Instructor of Piano
The Croatian pianist Javor Bracic [YA-vor BRA-chich] was praised by New York Concert Review for “deep, genuine musicianship and an outstanding technique” at his Carnegie Hall debut recital. He has given recitals all over Europe and the United States, as well as in China, Ecuador, Chile, and South Africa. His performance was broadcast on WQXR in the McGraw Hill Young Artists Showcase, and his debut CD album Tribute to Haydn was released by Labor Records. He is the first prize winner of international piano competitions Luigia Stramesi and Citta’ di Minerbio in Italy, Les Rencontres des Jeunes Pianistes in Belgium, Zlatko Grgosevic in Croatia, and New York Concert Artists’ Carnegie Recital Debut Audition.
Mr. Bracic performed with the Zagreb Soloists, the Zagreb Youth Chamber Orchestra (ZOKOR), the Croatian Radio-Television Orchestra, and the University City Orchestra in St. Louis. He has collaborated with conductors such as Eduard Zilberkant, Leon Burke, Hikaru Ebihara, Zlatan Srzic, and Vladimir Kranjcevic. A regular performer at festivals and conferences, Mr. Bracic has played at the Festspiele Mecklenburg-Vorpommern, the Dubrovnik Summer Festival, Salzburg Summer Academy, the European Piano Teachers’ Association in Norway and Hungary, the international festival Music, Youth, Hope in Russia, Beijing International Music Festival & Academy, Music Academy of the West, and other festivals. He was invited as faculty and artist in residence to the Rushmore Music Festival in South Dakota, and the Karwendel Music Festival in Germany.

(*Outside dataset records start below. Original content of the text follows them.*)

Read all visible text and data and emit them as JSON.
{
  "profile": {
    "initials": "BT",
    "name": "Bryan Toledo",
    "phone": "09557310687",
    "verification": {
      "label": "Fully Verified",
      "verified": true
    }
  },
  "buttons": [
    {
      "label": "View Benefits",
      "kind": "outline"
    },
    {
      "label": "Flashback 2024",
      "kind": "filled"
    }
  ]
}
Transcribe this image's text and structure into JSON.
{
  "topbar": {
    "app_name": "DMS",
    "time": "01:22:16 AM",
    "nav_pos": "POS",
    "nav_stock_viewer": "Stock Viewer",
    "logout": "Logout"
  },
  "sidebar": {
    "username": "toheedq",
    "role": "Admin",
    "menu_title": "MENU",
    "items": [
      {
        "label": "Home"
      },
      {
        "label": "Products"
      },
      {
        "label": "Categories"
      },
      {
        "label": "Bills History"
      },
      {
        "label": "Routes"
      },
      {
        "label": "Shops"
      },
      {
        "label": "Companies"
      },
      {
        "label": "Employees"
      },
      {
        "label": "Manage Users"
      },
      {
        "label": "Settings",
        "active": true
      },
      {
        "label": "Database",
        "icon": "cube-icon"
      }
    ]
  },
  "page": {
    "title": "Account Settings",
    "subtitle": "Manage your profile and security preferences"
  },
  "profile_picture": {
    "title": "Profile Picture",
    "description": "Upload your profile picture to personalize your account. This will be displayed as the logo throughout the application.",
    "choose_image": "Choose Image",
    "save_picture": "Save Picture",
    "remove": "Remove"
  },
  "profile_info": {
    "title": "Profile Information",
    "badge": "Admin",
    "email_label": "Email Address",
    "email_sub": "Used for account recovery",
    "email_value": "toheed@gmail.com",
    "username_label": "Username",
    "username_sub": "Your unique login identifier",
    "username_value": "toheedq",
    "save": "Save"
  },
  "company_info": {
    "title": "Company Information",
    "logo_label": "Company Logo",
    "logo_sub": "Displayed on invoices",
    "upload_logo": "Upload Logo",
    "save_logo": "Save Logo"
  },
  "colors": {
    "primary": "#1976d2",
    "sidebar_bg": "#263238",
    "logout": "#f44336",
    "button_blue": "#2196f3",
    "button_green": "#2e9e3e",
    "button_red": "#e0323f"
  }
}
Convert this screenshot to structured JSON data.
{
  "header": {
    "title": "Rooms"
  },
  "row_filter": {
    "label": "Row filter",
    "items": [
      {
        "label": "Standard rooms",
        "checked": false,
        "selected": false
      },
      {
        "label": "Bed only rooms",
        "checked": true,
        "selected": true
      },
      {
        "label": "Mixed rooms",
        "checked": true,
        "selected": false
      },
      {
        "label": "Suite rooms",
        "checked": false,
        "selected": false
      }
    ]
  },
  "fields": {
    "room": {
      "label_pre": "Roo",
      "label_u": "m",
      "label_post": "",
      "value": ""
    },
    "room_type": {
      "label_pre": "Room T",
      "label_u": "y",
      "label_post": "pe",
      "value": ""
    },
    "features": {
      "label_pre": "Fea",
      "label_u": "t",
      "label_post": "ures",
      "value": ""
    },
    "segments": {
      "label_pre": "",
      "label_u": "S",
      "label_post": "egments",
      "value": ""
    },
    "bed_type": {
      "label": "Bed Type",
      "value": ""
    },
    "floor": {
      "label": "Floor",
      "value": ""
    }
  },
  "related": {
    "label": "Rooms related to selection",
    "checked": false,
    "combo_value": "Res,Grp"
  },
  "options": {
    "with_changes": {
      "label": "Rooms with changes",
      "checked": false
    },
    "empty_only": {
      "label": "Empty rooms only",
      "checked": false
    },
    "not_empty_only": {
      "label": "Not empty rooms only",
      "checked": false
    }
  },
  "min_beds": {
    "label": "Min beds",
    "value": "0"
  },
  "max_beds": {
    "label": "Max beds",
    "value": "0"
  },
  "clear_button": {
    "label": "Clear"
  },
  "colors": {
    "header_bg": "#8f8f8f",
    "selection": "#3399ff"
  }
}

Mr. Bracic gave solo recitals at Carnegie Hall’s Weill Recital Hall, Steinway Hall, Lincoln Center’s Bruno Walter Auditorium, Austrian Cultural Forum, Polish Consulate, Bulgarian Consulate, and Bohemian National Hall in New York, as well as Rhinebeck Chamber Music Society, and the EUNIC series at the Austrian Embassy in Washington, DC. As a member of chamber music ensembles, he performed at Kennedy Center’s Millennium Stage, New York Historical Society, and Merkin Hall. As a member of the Exponential Ensemble, he gave a series of chamber music concerts with members of the Princeton Symphony Orchestra. He performed many times at the Metropolitan Museum of Art in the Ethel Foundation series, and at the 92nd Street Y in the Himan Brown Program. In his concert programs, he frequently includes works by Croatian composers.
Mr. Bracic has started a series of conversation-recitals under the title The Art of Listening in order to promote the understanding and appreciation of classical music. He has given over a hundred such recitals and was praised by the audience for his “contagious enthusiasm” and “unique ability to elucidate imagery both as a performer and teacher.” He has given fundraising concerts for several charities including American Cancer Society, the International Rescue Committee, Free the Slaves, Salus Care, and the Chad Foundation for Athletes and Artists. He has also given a series of concerts at hospitals and nursing homes in Austria as a member of the humanitarian organization Yehudi Menuhin’s Live Music Now. He is currently a lecturer at 92nd Street Y and an adjunct piano lecturer at Aaron Copland School of Music at Queens College, City University of New York.
Mr. Bracic was born in Zagreb, Croatia, where he took piano lessons with Vinka Brajer at the Ivan Zajc Music School, and Jelica Kuzmin at the Pavao Markovac Music School. He earned his Bachelor’s and Master’s Degrees at the University of Mozarteum Salzburg, in the class of Karl-Heinz Kämmerling. He received another Master’s degree and a Professional Studies Diploma under full scholarship at Mannes College, The New School for Music in New York as a student of Pavlina Dokovska. He was awarded the Graduate Center Fellowship and received his Doctor of Musical Arts degree at the City University of New York studying with Ursula Oppens, Richard Goode, and Norman Carey. His approach to music was also influenced by the teaching of Alexander Mullenbach, Jerome Lowenthal, Thomas Riebl, Irena Grafenauer, Cordelia Höfer-Teutsch, Mark Shapiro, Marc Ponthus, Carl Schachter, Raymond Erickson, and members of the Hagen Quartet, the Orion Quartet, and the Takacs Quartet.